The skill’s additional dependencies are not installed. Run in the skill directory:

pip install -r assets/extra_requirements.txt
KeyError: 'primary_metric' or AssertionError: primary_metric=... not in metrics=...

The key set in QUANT_CONFIG["primary_metric"] does not match the dict key actually returned by evaluate(). Please align both and rerun.

OSError: [Errno 2] No such file or directory: '.../user_quant.py'

The skill cannot find the contract file. Confirm that: - Your current working directory contains user_quant.py; or - You explicitly specified the correct relative/absolute path in the instruction.

A certain iteration takes extremely long (TQT / LSQ / blockwise reconstruction)

These methods require training, which takes considerable PC time. If you need results urgently, you can ask the skill in the instruction to skip time-consuming passes like TQT/LSQ and prioritize zero-inference-overhead methods like layerwise equalization and bias correction.

LSQ pass was skipped because target policy is POWER_OF_2

Normal behavior. On POWER_OF_2 targets (all esp-dl chips), LSQ silently degrades, so the skill automatically skips it and uses TQT instead. No action needed.

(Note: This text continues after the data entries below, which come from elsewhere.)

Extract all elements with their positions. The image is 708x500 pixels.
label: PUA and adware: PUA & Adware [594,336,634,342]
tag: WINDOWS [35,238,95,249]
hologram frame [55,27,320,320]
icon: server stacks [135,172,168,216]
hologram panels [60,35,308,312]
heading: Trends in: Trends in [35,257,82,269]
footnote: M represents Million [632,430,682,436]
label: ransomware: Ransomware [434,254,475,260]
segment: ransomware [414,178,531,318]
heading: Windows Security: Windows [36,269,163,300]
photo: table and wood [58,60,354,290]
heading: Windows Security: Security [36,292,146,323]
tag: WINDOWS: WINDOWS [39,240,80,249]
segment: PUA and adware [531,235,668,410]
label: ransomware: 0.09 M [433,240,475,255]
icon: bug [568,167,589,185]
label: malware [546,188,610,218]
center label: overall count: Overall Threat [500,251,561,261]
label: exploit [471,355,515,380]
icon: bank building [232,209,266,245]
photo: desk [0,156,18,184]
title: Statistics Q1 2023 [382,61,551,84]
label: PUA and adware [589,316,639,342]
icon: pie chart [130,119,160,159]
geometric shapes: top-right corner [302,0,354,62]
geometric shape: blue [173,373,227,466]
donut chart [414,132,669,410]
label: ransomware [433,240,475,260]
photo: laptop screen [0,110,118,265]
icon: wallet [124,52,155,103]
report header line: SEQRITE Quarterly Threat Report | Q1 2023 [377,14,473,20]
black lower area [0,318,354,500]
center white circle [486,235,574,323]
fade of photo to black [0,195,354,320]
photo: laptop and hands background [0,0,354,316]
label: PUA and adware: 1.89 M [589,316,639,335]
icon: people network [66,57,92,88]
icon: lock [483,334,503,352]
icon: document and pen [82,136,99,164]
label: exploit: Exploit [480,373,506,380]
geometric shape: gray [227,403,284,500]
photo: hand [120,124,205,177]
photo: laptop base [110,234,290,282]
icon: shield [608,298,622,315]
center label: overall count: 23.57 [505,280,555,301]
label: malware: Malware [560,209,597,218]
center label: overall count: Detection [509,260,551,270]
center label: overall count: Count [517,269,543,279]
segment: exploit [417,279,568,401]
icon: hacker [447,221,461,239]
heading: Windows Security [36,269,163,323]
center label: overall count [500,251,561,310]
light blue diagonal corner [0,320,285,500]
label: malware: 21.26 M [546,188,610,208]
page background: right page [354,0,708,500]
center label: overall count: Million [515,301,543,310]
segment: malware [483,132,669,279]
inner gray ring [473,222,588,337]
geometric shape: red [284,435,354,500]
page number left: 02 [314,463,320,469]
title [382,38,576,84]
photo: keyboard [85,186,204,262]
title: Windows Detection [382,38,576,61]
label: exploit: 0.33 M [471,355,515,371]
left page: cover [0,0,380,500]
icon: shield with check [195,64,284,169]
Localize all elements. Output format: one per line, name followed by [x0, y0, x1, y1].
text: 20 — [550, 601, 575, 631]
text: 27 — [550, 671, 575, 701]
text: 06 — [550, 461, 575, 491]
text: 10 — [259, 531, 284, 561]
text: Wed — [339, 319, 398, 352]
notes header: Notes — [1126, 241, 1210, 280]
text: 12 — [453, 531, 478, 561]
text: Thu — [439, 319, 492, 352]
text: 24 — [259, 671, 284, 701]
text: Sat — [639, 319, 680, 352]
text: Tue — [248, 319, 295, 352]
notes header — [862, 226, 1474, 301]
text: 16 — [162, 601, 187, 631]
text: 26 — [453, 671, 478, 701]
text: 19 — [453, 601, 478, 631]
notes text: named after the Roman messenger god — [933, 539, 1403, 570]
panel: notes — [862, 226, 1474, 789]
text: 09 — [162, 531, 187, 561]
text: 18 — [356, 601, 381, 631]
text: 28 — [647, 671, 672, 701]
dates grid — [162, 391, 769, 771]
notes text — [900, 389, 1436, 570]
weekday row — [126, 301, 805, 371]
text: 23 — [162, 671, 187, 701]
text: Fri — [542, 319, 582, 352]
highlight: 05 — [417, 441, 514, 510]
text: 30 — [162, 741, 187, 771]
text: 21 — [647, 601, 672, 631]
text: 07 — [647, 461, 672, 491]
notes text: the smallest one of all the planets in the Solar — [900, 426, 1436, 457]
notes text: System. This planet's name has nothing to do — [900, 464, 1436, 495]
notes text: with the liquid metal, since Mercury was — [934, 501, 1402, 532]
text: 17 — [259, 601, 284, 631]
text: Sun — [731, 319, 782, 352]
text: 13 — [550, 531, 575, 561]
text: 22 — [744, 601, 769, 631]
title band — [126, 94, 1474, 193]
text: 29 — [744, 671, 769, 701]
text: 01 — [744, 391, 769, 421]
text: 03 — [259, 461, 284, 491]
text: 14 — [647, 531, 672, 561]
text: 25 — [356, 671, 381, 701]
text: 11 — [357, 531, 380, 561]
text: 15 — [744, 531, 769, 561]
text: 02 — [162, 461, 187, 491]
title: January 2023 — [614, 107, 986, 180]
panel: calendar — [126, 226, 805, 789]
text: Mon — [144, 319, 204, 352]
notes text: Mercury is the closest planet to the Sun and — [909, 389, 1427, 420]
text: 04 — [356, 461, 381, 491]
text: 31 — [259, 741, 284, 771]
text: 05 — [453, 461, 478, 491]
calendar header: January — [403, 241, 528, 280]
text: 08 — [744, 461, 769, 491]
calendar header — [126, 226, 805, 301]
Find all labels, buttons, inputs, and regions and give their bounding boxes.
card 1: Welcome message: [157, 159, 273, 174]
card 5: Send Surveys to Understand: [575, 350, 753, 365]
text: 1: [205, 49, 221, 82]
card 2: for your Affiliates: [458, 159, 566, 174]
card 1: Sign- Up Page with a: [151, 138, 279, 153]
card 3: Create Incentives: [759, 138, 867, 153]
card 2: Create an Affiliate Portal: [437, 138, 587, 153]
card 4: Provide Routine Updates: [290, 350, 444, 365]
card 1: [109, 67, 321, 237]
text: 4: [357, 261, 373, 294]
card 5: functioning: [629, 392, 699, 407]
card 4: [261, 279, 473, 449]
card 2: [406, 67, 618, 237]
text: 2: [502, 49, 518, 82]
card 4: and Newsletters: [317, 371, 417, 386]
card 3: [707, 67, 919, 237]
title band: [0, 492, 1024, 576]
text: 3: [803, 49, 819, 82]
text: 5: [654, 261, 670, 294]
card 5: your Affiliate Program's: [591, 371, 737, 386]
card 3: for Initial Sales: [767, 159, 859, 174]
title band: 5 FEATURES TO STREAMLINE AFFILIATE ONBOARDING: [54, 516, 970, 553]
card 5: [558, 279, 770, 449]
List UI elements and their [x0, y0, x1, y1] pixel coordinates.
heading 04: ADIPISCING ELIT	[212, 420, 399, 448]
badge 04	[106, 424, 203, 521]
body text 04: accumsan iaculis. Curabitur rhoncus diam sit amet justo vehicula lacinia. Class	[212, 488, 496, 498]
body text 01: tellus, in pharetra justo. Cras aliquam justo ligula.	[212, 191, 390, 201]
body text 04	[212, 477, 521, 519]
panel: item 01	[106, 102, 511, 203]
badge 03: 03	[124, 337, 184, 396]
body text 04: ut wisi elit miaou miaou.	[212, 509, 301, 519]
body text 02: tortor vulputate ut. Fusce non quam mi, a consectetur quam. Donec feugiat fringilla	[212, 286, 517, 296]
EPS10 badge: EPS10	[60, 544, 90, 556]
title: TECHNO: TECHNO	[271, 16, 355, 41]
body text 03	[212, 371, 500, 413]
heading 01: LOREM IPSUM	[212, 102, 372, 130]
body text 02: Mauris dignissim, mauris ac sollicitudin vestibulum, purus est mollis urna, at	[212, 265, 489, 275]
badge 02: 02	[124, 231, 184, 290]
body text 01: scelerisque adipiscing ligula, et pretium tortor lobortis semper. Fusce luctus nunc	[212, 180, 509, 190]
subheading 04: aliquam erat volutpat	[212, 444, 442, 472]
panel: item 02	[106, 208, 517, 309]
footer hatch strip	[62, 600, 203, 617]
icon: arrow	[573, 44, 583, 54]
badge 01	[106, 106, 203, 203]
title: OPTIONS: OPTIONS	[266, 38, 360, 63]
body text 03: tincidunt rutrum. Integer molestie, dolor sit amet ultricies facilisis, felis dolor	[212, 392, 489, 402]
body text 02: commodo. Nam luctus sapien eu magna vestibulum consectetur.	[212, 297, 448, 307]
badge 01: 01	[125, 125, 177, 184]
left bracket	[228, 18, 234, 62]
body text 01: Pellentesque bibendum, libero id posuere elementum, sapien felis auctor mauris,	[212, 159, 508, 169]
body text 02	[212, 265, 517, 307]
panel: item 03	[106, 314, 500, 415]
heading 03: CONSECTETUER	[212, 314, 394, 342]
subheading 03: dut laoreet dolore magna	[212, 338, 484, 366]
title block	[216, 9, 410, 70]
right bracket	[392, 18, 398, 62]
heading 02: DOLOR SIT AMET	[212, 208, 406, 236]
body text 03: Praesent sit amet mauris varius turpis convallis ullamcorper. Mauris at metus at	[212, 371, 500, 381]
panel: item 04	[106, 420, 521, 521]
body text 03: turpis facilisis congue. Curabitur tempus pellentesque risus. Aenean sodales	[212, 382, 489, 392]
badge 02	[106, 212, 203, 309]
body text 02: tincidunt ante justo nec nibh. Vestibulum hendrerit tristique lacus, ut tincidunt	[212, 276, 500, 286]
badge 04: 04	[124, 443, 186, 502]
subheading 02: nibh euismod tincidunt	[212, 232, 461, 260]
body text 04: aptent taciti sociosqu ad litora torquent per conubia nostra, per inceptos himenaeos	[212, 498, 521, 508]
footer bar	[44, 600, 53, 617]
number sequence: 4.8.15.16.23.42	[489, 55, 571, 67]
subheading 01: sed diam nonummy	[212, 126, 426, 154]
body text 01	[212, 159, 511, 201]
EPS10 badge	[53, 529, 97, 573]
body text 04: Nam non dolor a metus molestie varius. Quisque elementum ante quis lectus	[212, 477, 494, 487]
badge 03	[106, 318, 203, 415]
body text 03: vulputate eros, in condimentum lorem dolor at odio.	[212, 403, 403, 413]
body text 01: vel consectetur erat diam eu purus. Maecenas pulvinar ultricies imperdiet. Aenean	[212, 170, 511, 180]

Layer-wise equalization is not recommended for per-channel weight targets

Warn-only. esp-ppq issues a warning when using layer-wise equalization quantization; this is normal behavior.

SKILL has no response / does not complete all iterations

The Agent may not have triggered the skill correctly, or an error occurred midway without proper feedback. Try:

  • Use explicit trigger words: “Use the espdl-quantize skill…”.

  • Confirm the skill directory structure is complete and additional dependencies are installed.

  • Use a model with stronger instruction-following capability.

  • Switch to a model with a larger context window and enable context compression / auto-summarization in your Agent tool.

Accuracy no longer improves after multiple iterations

Check outputs/iter_<N>/layer_stats.json. If the Noise:Signal Power Ratio of all layers is below 0.05 (5%), it means the quantization error is approaching the noise floor, and the benefit of continuing to tune parameters is limited. At this point, consider:

  • Increasing the calibration data volume (calib_steps).

  • Trying mixed precision to preserve higher bit-width for sensitive layers.

  • Checking whether input preprocessing is completely consistent with training.